10,000 years ago: As the last Ice Age ends, the glaciers retreat, revealing BC and Alberta’s wild and vertically spectacular mountains.
1811: First Bigfoot sighting is made, near Jasper, Alberta.
1916: Nels Nelsen breaks the world ski-jumping record by jumping 183 feet at Revelstoke, BC.
1968: Legendary Austrian guide and CMH founder Hans Gmoser introduces heli-skiing to the world with the opening of CMH’s Bugaboo Lodge.
1971–72: Revelstoke sets the Canadian record for single snowiest winter since data collecting began—over 80 feet.
1973: Alan Drury starts the world’s first cat-ski operation, Selkirk Wilderness Skiing.
1980: Blackcomb opens, igniting an intermountain rivalry with Whistler. Seventeen years later they will join forces.

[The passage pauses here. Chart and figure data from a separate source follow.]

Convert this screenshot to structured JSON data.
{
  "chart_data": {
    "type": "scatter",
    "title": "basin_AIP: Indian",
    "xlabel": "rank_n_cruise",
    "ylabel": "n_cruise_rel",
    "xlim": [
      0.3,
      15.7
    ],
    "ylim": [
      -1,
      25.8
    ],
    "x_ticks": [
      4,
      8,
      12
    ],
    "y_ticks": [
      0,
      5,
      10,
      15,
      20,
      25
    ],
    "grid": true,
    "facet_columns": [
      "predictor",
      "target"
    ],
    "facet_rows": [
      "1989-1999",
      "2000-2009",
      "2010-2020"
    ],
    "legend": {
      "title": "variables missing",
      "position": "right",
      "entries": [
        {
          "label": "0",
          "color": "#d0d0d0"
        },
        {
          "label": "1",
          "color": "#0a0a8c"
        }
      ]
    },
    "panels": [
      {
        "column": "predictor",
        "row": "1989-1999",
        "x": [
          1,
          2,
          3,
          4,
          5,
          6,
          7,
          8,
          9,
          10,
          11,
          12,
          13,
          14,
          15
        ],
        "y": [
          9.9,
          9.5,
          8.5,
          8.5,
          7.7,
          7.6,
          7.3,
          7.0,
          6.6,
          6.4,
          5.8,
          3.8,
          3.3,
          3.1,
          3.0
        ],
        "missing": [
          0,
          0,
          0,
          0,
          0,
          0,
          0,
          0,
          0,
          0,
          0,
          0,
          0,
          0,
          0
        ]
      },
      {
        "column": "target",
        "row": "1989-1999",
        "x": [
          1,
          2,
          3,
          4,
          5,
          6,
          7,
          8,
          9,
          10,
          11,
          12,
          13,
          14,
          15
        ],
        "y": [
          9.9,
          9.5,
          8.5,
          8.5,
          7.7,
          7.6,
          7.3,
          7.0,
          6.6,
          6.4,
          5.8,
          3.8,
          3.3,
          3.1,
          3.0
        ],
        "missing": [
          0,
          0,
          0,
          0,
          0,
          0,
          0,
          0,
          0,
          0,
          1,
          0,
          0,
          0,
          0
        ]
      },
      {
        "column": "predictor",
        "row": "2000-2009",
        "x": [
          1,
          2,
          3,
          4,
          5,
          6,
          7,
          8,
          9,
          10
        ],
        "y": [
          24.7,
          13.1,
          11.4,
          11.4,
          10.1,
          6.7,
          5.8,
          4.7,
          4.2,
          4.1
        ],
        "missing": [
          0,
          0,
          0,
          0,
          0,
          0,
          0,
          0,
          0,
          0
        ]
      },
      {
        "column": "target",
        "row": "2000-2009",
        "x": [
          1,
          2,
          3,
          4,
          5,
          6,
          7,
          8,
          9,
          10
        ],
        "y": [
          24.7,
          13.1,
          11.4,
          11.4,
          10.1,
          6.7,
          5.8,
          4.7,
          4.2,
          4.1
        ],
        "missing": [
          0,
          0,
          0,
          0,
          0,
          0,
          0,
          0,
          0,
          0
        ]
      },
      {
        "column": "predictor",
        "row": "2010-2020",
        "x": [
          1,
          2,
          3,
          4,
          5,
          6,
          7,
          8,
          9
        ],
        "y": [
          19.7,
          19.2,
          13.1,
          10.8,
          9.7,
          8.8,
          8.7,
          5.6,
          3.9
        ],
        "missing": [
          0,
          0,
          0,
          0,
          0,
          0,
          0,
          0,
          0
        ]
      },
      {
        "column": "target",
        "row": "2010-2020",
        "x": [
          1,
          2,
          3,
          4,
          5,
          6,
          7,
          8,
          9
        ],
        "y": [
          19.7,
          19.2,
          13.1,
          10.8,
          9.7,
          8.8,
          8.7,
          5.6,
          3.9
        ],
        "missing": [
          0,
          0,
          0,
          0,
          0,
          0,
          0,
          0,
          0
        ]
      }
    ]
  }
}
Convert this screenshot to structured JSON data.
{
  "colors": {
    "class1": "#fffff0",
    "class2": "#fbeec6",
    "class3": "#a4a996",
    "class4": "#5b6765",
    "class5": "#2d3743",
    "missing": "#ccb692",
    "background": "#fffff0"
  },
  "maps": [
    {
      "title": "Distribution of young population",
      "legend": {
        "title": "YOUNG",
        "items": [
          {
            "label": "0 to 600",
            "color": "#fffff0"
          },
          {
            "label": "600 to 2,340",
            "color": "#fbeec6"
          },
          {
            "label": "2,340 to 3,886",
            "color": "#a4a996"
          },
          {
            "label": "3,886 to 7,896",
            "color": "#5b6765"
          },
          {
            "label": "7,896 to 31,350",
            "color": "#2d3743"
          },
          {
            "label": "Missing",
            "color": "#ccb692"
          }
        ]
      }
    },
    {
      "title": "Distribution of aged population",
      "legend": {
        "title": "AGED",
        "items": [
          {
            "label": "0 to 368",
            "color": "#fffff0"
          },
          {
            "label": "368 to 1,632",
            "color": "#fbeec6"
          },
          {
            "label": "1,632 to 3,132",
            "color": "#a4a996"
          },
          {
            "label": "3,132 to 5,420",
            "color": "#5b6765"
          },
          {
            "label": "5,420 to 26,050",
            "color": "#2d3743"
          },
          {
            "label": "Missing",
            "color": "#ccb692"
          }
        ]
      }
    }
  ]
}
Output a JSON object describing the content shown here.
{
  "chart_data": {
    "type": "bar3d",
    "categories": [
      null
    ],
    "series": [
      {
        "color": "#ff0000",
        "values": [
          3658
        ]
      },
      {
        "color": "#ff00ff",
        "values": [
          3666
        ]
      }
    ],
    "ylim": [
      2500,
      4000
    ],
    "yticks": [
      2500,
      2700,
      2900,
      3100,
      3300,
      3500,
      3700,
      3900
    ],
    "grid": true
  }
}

1989: Rob Boyd becomes the first Canadian male to win a World Cup downhill on Canadian soil, at Whistler, his home hill.
Late 1990s: New Canadian Air Force members Mike Douglas, JP Auclair, and JF Cusson start the freeskiing revolution. No biggie.
2010: Vancouver and Whistler host the Olympic Winter Games, which see more American medals than ever before.